Estonia juga langsung mengajukan protes diplomatik kepada Rusia. Otoritas Estonia menyebut, jet tempur Rusia tidak memiliki rencana penerbangan, mematikan transponder, serta tidak berkomunikasi dengan petugas kendali lalu lintas udara (ATC).
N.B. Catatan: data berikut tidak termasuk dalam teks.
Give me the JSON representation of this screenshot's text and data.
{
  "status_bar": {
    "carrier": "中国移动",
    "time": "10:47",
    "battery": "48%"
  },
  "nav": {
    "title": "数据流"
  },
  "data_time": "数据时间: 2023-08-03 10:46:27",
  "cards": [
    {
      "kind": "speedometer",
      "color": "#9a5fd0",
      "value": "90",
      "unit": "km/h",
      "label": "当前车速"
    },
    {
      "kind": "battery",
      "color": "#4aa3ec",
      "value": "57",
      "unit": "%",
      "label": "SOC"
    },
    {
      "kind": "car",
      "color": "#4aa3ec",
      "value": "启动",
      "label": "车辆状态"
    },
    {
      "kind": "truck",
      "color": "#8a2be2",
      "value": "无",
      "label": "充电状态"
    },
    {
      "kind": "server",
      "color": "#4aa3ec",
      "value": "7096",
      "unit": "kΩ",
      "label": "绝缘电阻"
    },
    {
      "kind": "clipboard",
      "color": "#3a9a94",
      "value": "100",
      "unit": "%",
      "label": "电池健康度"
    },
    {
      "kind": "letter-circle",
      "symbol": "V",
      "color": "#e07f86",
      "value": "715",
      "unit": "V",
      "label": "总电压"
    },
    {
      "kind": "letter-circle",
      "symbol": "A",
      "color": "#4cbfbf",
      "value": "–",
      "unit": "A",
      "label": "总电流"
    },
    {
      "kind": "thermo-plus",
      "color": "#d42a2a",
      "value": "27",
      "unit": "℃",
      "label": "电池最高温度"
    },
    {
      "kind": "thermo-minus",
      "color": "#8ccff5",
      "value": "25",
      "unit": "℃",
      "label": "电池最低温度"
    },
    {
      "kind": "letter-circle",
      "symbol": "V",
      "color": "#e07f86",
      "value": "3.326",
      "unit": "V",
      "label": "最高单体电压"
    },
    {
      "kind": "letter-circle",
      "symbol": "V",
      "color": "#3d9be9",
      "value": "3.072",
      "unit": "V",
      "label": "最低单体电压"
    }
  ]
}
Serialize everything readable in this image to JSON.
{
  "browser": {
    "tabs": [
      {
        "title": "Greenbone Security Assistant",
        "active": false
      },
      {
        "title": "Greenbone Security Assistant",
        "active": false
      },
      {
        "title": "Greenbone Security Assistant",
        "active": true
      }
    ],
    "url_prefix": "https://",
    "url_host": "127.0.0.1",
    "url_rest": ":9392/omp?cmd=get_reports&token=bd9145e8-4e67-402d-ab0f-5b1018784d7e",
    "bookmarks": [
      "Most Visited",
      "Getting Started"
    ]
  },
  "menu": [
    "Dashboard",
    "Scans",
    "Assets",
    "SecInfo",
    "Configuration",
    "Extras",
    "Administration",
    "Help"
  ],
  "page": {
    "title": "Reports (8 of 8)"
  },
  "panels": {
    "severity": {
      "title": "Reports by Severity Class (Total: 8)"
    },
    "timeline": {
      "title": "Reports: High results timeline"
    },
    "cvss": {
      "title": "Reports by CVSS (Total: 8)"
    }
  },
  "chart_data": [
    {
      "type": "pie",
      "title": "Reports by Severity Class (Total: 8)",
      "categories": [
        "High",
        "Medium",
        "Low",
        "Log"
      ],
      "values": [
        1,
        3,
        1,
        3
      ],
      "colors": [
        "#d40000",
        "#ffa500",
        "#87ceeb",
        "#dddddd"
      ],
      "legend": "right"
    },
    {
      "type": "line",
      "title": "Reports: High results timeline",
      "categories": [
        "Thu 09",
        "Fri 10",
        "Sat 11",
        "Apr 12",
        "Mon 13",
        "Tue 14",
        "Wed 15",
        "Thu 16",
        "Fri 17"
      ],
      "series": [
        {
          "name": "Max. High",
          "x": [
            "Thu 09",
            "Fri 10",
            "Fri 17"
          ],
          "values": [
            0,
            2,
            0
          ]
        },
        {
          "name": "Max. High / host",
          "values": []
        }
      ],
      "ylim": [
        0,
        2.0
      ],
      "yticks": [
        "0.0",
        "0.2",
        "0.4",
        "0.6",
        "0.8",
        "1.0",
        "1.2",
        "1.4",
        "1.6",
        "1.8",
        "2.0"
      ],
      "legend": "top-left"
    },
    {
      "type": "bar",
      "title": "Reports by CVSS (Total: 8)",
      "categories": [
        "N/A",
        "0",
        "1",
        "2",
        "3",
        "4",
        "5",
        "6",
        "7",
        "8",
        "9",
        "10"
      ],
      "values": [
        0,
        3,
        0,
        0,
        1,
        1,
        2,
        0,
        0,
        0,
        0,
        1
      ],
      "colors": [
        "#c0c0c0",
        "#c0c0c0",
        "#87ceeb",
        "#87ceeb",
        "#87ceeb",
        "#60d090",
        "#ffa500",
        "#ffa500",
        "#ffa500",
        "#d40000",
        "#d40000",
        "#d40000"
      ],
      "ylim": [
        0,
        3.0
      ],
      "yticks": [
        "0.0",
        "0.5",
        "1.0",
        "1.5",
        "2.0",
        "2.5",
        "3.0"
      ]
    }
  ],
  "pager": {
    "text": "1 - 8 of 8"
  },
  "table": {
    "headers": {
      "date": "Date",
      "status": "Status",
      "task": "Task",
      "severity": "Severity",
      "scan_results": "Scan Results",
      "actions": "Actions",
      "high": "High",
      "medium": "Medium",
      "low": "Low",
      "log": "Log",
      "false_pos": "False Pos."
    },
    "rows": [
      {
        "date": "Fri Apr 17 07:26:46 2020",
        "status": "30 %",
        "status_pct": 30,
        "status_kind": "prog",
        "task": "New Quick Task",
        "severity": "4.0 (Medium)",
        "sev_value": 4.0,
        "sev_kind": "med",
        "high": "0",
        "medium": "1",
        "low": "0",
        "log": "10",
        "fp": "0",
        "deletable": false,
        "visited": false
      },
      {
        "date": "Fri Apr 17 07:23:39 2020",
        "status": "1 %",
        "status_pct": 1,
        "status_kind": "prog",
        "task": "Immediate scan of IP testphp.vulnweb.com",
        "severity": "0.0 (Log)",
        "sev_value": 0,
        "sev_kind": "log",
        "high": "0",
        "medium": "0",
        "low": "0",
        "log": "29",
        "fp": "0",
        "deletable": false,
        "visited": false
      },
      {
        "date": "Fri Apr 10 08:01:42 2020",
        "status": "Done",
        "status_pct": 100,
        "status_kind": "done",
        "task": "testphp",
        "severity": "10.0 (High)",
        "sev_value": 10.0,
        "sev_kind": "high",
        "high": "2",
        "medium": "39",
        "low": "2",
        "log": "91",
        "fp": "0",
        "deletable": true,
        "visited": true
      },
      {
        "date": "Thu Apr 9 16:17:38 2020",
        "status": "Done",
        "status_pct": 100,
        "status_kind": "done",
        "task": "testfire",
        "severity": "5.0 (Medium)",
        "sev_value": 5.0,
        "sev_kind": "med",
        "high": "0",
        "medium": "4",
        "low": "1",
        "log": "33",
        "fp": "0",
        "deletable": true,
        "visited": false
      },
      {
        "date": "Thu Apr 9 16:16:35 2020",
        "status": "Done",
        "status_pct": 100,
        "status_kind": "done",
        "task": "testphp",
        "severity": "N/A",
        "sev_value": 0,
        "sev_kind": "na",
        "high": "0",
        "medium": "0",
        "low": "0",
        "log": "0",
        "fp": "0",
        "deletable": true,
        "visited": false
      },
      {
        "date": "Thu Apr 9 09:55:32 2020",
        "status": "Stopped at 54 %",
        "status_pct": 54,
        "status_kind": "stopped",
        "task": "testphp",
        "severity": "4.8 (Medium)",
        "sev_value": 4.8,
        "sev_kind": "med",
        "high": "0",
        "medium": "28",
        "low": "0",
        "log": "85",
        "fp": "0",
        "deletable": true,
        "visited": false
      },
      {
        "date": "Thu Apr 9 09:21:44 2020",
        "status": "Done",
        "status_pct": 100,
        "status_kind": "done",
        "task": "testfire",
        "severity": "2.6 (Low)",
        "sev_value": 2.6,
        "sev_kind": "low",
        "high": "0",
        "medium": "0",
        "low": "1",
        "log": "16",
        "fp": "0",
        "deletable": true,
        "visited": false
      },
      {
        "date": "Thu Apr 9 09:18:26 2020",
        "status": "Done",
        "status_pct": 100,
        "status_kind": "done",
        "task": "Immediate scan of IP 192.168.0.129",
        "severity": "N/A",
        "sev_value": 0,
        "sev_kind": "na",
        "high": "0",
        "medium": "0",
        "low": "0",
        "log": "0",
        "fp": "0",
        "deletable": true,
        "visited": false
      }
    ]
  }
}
MiG-31 dikembangkan sebagai pesawat pencegat atau interceptor supersonik jarak jauh penerus MiG-25. Pesawat ini dirancang untuk misi patroli di ketinggian, pertahanan wilayah udara, dan penanggulangan target berpenerbangan cepat pada jarak jauh. Varian-varian modern seperti MiG-31BM/BSM mengalami upgrade avionik, radar, dan kemampuan persenjataan.
Kecepatan puncak pesawat mampu mendekati Mach 2.8 pada ketinggian tertentu, namun dibatasi pada operasi rutin demi menjaga mesin dan struktur.
Desain untuk patroli jarak jauh dengan kemampuan mengangkut tangki bahan bakar tambahan pada sous-pilon.